4. Define the following terms:

a. inventory shrinkage

b. markup

c. break-even point

d. overhead

5. Complete the following sentences

a. Profits result from __________ sales volume

without _________ fixed overhead costs.

b. The dollar amount of assets owned

by the business that is not offset by indebtedness is termed.

c. The percentage of owner’s equity that

is returned as net profits during the business year is termed.

d. Another term for equity is_____________ .

e. The percentage rate of return on equity

is calculated by dividing the net profit by the.

6. List four different approaches to pricing.

7. Of what value are financial ratios to a business person?


If a lawn service company incurred material, labor, and overhead costs of $1700 in servicing a project site and wanted to make a profit of 20 percent on the project, what price would they charge the customer and what would be their actual profit?


Upon completion of this chapter, you should be able to

• discuss the benefits and limitations of modern technology in the green industry.

• explain the major types of computer programs currently popular in the industry.

• explain other technological advances that now serve the industry.

• project future benefits of technology to the industry.

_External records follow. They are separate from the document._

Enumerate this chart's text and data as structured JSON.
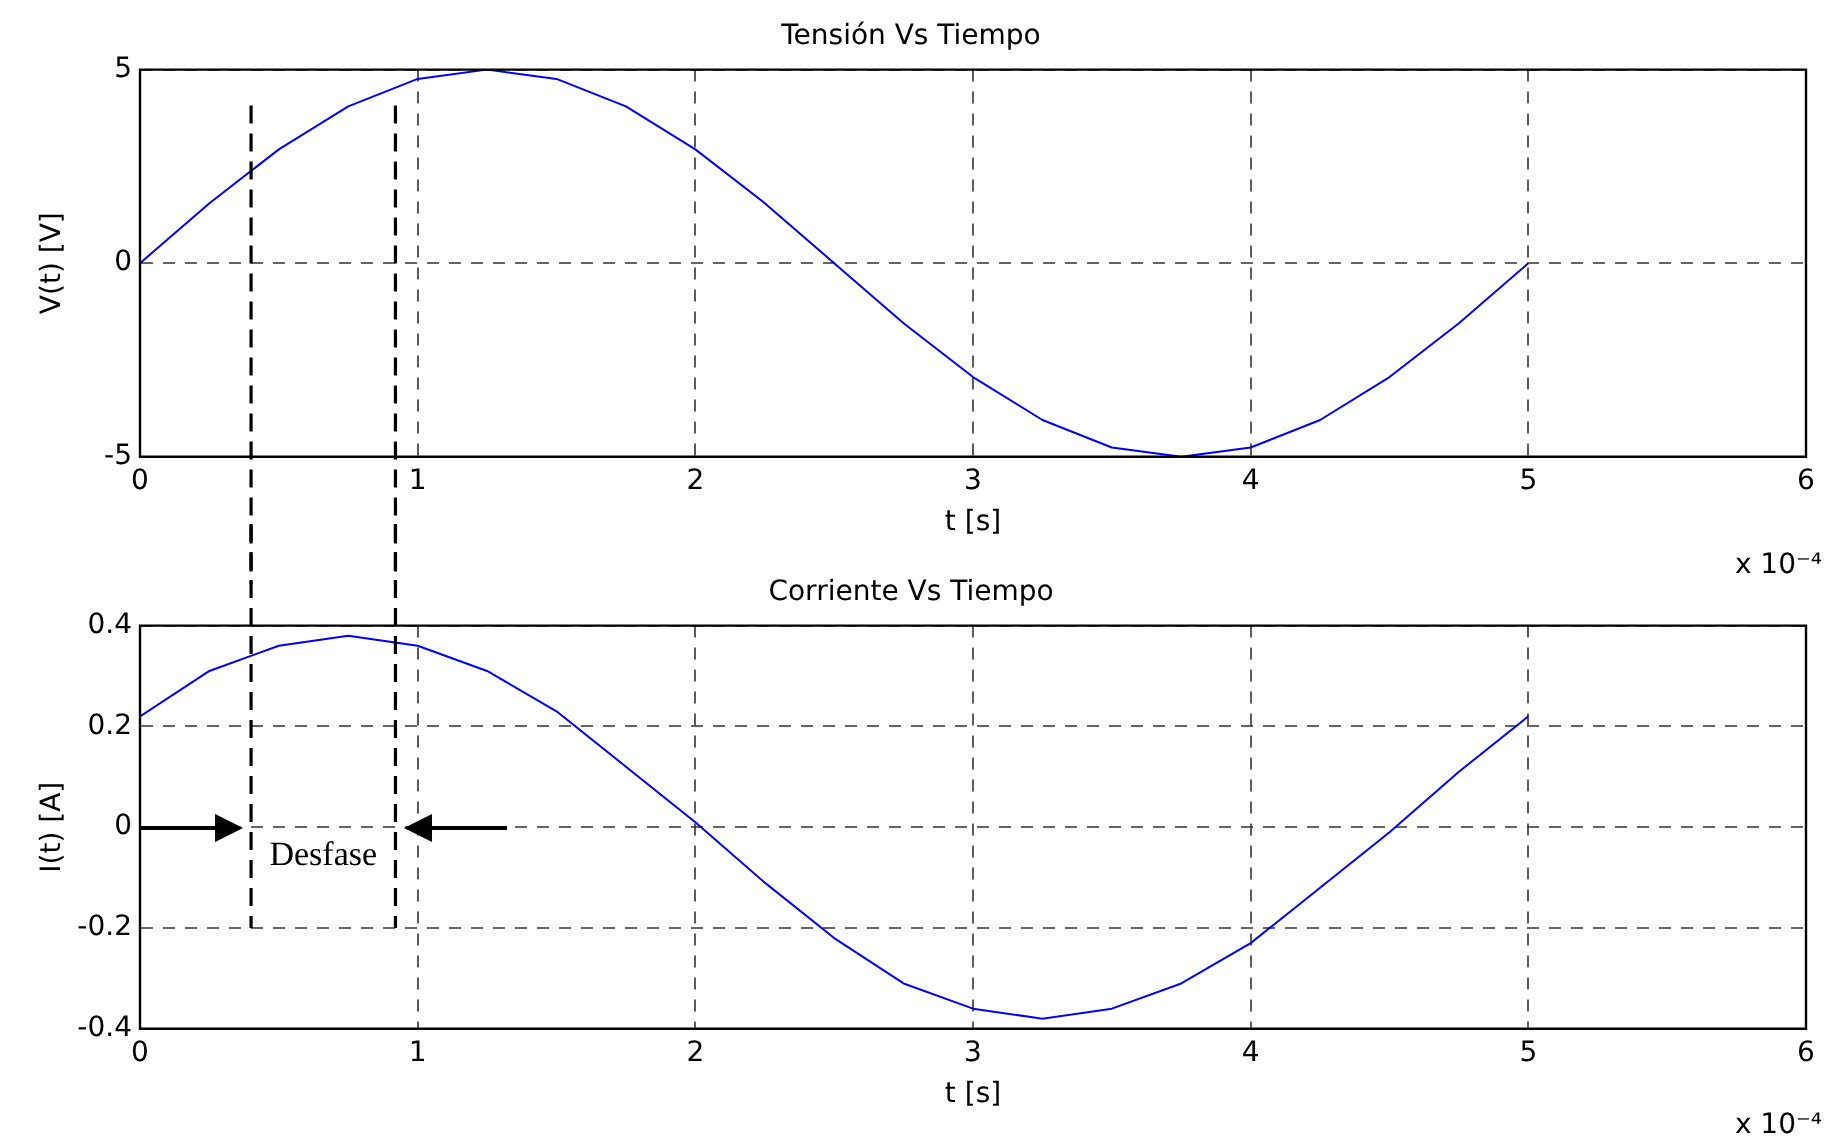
{
  "chart_data": [
    {
      "type": "line",
      "title": "Tensión Vs Tiempo",
      "xlabel": "t [s]",
      "ylabel": "V(t) [V]",
      "annotations": [
        "x 10⁻⁴"
      ],
      "x": [
        0,
        0.25,
        0.5,
        0.75,
        1,
        1.25,
        1.5,
        1.75,
        2,
        2.25,
        2.5,
        2.75,
        3,
        3.25,
        3.5,
        3.75,
        4,
        4.25,
        4.5,
        4.75,
        5
      ],
      "series": [
        {
          "color": "#0000ff",
          "values": [
            0,
            1.55,
            2.94,
            4.05,
            4.76,
            5,
            4.76,
            4.05,
            2.94,
            1.55,
            0,
            -1.55,
            -2.94,
            -4.05,
            -4.76,
            -5,
            -4.76,
            -4.05,
            -2.94,
            -1.55,
            0
          ]
        }
      ],
      "xlim": [
        0,
        6
      ],
      "xticks": [
        0,
        1,
        2,
        3,
        4,
        5,
        6
      ],
      "ylim": [
        -5,
        5
      ],
      "yticks": [
        -5,
        0,
        5
      ],
      "grid": true,
      "legend": false,
      "marker": "none",
      "line_style": "solid",
      "ref_lines": [
        {
          "axis": "x",
          "value": 0.4,
          "color": "#000000",
          "line_style": "dashed"
        },
        {
          "axis": "x",
          "value": 0.92,
          "color": "#000000",
          "line_style": "dashed"
        }
      ]
    },
    {
      "type": "line",
      "title": "Corriente Vs Tiempo",
      "xlabel": "t [s]",
      "ylabel": "I(t) [A]",
      "annotations": [
        "x 10⁻⁴",
        "Desfase"
      ],
      "x": [
        0,
        0.25,
        0.5,
        0.75,
        1,
        1.25,
        1.5,
        1.75,
        2,
        2.25,
        2.5,
        2.75,
        3,
        3.25,
        3.5,
        3.75,
        4,
        4.25,
        4.5,
        4.75,
        5
      ],
      "series": [
        {
          "color": "#0000ff",
          "values": [
            0.22,
            0.31,
            0.36,
            0.38,
            0.36,
            0.31,
            0.23,
            0.12,
            0.01,
            -0.11,
            -0.22,
            -0.31,
            -0.36,
            -0.38,
            -0.36,
            -0.31,
            -0.23,
            -0.12,
            -0.01,
            0.11,
            0.22
          ]
        }
      ],
      "xlim": [
        0,
        6
      ],
      "xticks": [
        0,
        1,
        2,
        3,
        4,
        5,
        6
      ],
      "ylim": [
        -0.4,
        0.4
      ],
      "yticks": [
        -0.4,
        -0.2,
        0,
        0.2,
        0.4
      ],
      "grid": true,
      "legend": false,
      "marker": "none",
      "line_style": "solid",
      "ref_lines": [
        {
          "axis": "x",
          "value": 0.4,
          "color": "#000000",
          "line_style": "dashed"
        },
        {
          "axis": "x",
          "value": 0.92,
          "color": "#000000",
          "line_style": "dashed"
        }
      ]
    }
  ]
}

TECHNOLOGY IS DYNAMIC________________________

Technology is not new. It is defined by time. Throughout history, each generation has witnessed distinctive and unprecedented technological breakthroughs thought impossible by earlier generations. The horse and buggy were retired by the horseless carriage. The earthbound pas­senger train was swept away by the airplane, which has since been sur­passed by the gravity-defying rocket. Communications have progressed from jungle drums to wireless cell phones. Entertainment has evolved from parlor games to surround sound home video systems. Only slight­ly less dramatic has been the transformation of American business. Where there were once labor-intensive offices filled with secretaries, file clerks, accountants, keypunch operators, typewriters, filing cabinets, mimeograph machines, and a computer the size of a refrigerator that hardly anyone knew how to use, there is now something strikingly dif­ferent. Fewer people, operating fewer machines with expanded capa­bilities, have brought a new look to the office workplace. The computer is now the central feature of every office and most desktops.


Like so many advances that preceded it, the computer age has offered many benefits, with a few accompanying drawbacks. Modern comput­ers are much smaller than their first generation ancestors and have
many more capabilities. They can process and store vast amounts of data in a variety of forms. They can accelerate calculations, project the effects of changes, and even predict the changes. They can allow instant recall of historical data, react to sensors, correct spelling and grammar in multiple languages, create graphic illustrations from numerical data, activate environmental systems, turn drawings into electronic impulses, and restructure them as drawings in far distant places. While doing all of these things, computers never show the slightest sign of fatigue, bad temper, or stress. They don’t form labor unions, they don’t go on strike, and they don’t need vacations, holidays, or even coffee breaks.